Rhinochimaera is one of 3 genuses in the family Rhinochimaeridae.

== Appearance ==

It has an elongated, slightly compressed body form. The 2 dorsal fins are separated, and the anterior dorsal fin is led by a hard spine. It possesses a subterminal mouth with flat tooth plates. The name comes from the broad, elongated snout that contains nerve endings on the inferior side meant to detect prey on the sea floor. The snout doesn't broaden before tapering, unlike the related Rhinochimaera pacifica.

== Life History ==
Paddlenose Chimaera are oviparous, and lay 2 eggs at a time. Their eggs are elongated and protected by a rough, hard casing.

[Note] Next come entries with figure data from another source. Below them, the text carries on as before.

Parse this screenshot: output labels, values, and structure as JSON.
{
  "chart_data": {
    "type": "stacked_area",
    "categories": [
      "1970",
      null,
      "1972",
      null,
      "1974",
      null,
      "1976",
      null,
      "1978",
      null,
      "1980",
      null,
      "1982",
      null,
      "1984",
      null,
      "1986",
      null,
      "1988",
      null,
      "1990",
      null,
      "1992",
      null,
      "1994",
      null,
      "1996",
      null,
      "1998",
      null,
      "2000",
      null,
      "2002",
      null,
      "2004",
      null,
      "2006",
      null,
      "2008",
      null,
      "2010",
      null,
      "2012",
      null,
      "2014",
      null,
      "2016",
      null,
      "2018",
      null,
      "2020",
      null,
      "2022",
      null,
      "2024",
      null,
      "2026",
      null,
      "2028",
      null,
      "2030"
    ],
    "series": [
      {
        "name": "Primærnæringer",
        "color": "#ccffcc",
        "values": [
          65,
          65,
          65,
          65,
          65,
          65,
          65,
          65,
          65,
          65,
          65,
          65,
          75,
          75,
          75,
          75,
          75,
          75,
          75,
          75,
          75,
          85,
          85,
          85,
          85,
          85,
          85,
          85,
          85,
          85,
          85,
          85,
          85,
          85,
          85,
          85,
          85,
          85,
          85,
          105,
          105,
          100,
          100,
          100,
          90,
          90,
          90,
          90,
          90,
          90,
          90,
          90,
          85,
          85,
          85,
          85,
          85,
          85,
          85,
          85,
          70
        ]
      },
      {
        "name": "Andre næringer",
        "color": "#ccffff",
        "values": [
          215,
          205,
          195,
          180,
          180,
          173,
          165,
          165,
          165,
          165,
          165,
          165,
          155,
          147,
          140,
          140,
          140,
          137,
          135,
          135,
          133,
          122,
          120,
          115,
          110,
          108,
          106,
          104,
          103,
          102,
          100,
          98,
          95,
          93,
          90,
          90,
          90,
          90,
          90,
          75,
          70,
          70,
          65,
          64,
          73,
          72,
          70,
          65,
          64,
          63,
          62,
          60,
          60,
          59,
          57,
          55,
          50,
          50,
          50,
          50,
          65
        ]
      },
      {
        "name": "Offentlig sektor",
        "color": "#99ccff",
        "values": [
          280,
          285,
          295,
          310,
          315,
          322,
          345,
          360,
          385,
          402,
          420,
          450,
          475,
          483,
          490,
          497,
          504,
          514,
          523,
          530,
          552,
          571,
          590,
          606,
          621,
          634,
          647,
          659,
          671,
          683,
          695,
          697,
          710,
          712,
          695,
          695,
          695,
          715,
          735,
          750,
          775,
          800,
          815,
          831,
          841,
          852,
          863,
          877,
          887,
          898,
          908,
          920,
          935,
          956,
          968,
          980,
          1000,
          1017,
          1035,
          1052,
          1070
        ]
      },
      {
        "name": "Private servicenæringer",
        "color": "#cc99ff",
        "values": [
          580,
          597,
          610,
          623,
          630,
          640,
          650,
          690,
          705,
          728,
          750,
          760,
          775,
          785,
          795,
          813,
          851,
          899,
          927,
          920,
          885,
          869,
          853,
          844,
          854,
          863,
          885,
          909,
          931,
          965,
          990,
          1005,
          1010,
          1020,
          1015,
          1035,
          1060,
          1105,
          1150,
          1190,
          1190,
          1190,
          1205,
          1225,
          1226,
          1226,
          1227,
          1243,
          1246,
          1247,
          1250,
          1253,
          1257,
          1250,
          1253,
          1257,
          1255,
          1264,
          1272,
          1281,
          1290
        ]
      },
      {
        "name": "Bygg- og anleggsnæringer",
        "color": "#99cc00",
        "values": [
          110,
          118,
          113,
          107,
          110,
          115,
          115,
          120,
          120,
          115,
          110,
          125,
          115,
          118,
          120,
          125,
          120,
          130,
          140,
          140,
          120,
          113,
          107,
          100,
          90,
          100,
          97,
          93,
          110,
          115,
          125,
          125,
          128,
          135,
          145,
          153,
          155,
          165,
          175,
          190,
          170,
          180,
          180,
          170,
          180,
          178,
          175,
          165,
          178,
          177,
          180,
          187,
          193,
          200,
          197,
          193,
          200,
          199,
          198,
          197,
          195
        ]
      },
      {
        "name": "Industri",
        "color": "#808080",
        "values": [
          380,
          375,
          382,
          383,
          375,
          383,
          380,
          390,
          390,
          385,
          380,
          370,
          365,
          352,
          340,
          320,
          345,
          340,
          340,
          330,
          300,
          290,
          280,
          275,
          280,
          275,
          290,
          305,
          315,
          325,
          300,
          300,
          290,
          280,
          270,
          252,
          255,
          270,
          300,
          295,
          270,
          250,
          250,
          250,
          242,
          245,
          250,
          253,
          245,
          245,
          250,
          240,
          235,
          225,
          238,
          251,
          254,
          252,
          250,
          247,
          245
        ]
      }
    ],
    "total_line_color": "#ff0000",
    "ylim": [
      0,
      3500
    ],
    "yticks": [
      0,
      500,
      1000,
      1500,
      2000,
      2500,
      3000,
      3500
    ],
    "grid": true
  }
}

Adults are benthic feeders, found in waters deeper than 500m. Its diet likely consists of shelled invertebrates, given its flat tooth plates. Longevity of this particular species is unknown, but chimaera species have relatively long lifespans, possibly living more than 30 years.

== Conservation ==
Currently considered a species with no sustainability concerns.
Listed under Least Concern by the IUCN Redlist.